The current challenges with income inequality are in large part a function of the emergence of these two extremes — the creativity-oriented workers in clustered industries (a little more than 10% of jobs) and routine-service workers in dispersed industries (about a third of all jobs). The former are doing great — they aren't being outsourced or downsized or laid off. The latter are being squeezed in every way.

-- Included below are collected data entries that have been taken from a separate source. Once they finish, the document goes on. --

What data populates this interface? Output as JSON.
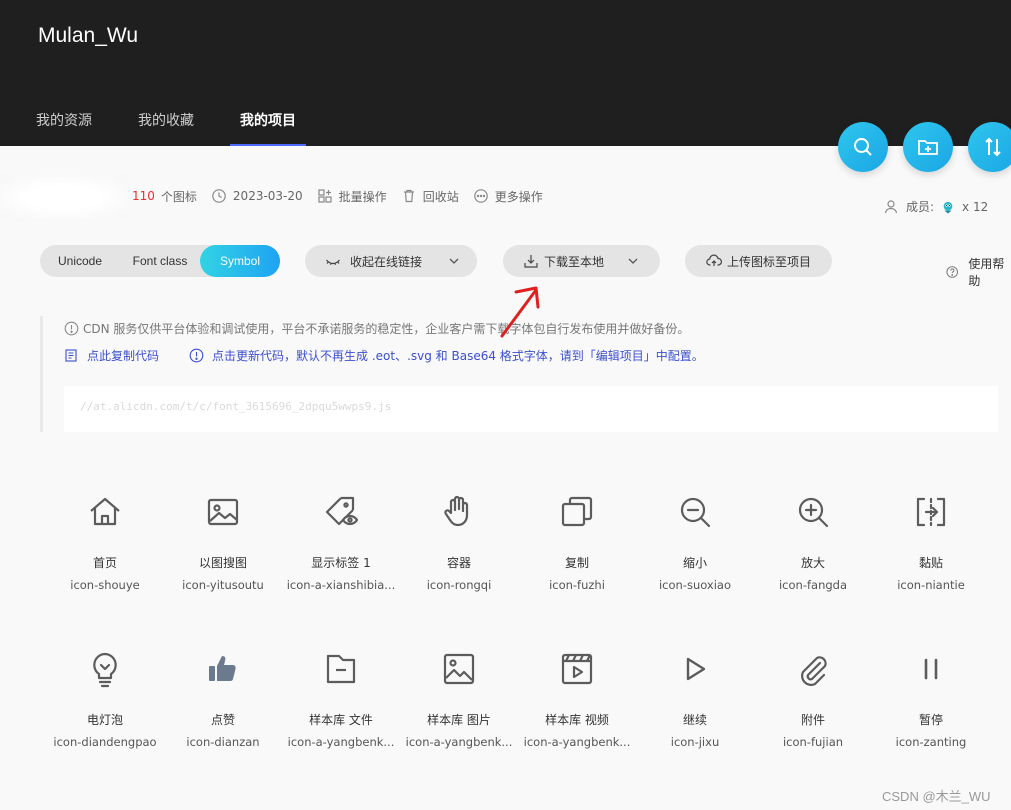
{
  "header": {
    "username": "Mulan_Wu",
    "tabs": [
      {
        "label": "我的资源",
        "active": false
      },
      {
        "label": "我的收藏",
        "active": false
      },
      {
        "label": "我的项目",
        "active": true
      }
    ],
    "fab_icons": [
      "search-icon",
      "folder-add-icon",
      "sort-icon"
    ]
  },
  "project": {
    "icon_count": "110",
    "icon_count_suffix": "个图标",
    "date": "2023-03-20",
    "batch_label": "批量操作",
    "recycle_label": "回收站",
    "more_label": "更多操作",
    "members_label": "成员:",
    "members_count": "x 12"
  },
  "toolbar": {
    "segments": [
      "Unicode",
      "Font class",
      "Symbol"
    ],
    "active_segment": "Symbol",
    "collapse_label": "收起在线链接",
    "download_label": "下载至本地",
    "upload_label": "上传图标至项目",
    "help_label": "使用帮助"
  },
  "notice": {
    "cdn_text": "CDN 服务仅供平台体验和调试使用，平台不承诺服务的稳定性，企业客户需下载字体包自行发布使用并做好备份。",
    "copy_label": "点此复制代码",
    "update_text": "点击更新代码，默认不再生成 .eot、.svg 和 Base64 格式字体，请到「编辑项目」中配置。",
    "code_url": "//at.alicdn.com/t/c/font_3615696_2dpqu5wwps9.js"
  },
  "icons": [
    {
      "cn": "首页",
      "en": "icon-shouye",
      "icon": "home-icon"
    },
    {
      "cn": "以图搜图",
      "en": "icon-yitusoutu",
      "icon": "image-icon"
    },
    {
      "cn": "显示标签 1",
      "en": "icon-a-xianshibia...",
      "icon": "tag-eye-icon"
    },
    {
      "cn": "容器",
      "en": "icon-rongqi",
      "icon": "hand-icon"
    },
    {
      "cn": "复制",
      "en": "icon-fuzhi",
      "icon": "copy-icon"
    },
    {
      "cn": "缩小",
      "en": "icon-suoxiao",
      "icon": "zoom-out-icon"
    },
    {
      "cn": "放大",
      "en": "icon-fangda",
      "icon": "zoom-in-icon"
    },
    {
      "cn": "黏贴",
      "en": "icon-niantie",
      "icon": "paste-icon"
    },
    {
      "cn": "电灯泡",
      "en": "icon-diandengpao",
      "icon": "bulb-icon"
    },
    {
      "cn": "点赞",
      "en": "icon-dianzan",
      "icon": "thumbs-up-icon"
    },
    {
      "cn": "样本库 文件",
      "en": "icon-a-yangbenk...",
      "icon": "file-icon"
    },
    {
      "cn": "样本库 图片",
      "en": "icon-a-yangbenk...",
      "icon": "picture-icon"
    },
    {
      "cn": "样本库 视频",
      "en": "icon-a-yangbenk...",
      "icon": "video-icon"
    },
    {
      "cn": "继续",
      "en": "icon-jixu",
      "icon": "play-icon"
    },
    {
      "cn": "附件",
      "en": "icon-fujian",
      "icon": "attachment-icon"
    },
    {
      "cn": "暂停",
      "en": "icon-zanting",
      "icon": "pause-icon"
    }
  ],
  "watermark": "CSDN @木兰_WU",
  "colors": {
    "header_bg": "#1f1f1f",
    "accent": "#1fa3f3",
    "count_red": "#e5322d",
    "link_blue": "#3a4fcf",
    "annotation_red": "#e02020"
  }
}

There is no quick fix for this problem. But my view (and Richard's) is that we have to rethink how we utilize workers in our advanced economy. We fear that job structuring and classification becomes entirely self-sealing for many American workers. Once a job is defined as routine, it becomes routine and the individual in it doesn't exercise judgment or decision-making. That employee then becomes by definition low-productivity and both can't be paid much and is easier to think of as a candidate for off-shoring.

If instead, the employee was asked to exercise judgment and decision-making in order to innovate and enhance the productivity of the operation, then the possibility for higher productivity, higher firm performance and higher wages exists.

This won't be the case for all jobs. But I believe that America can influence the slope of the line of increasing creativity-oriented jobs by leaning toward creativity; giving workers the encouragement and space to innovate; utilizing the most of their brain, not the least of it. That would be the grass-roots way out of America's economic doldrums that everyone is looking for.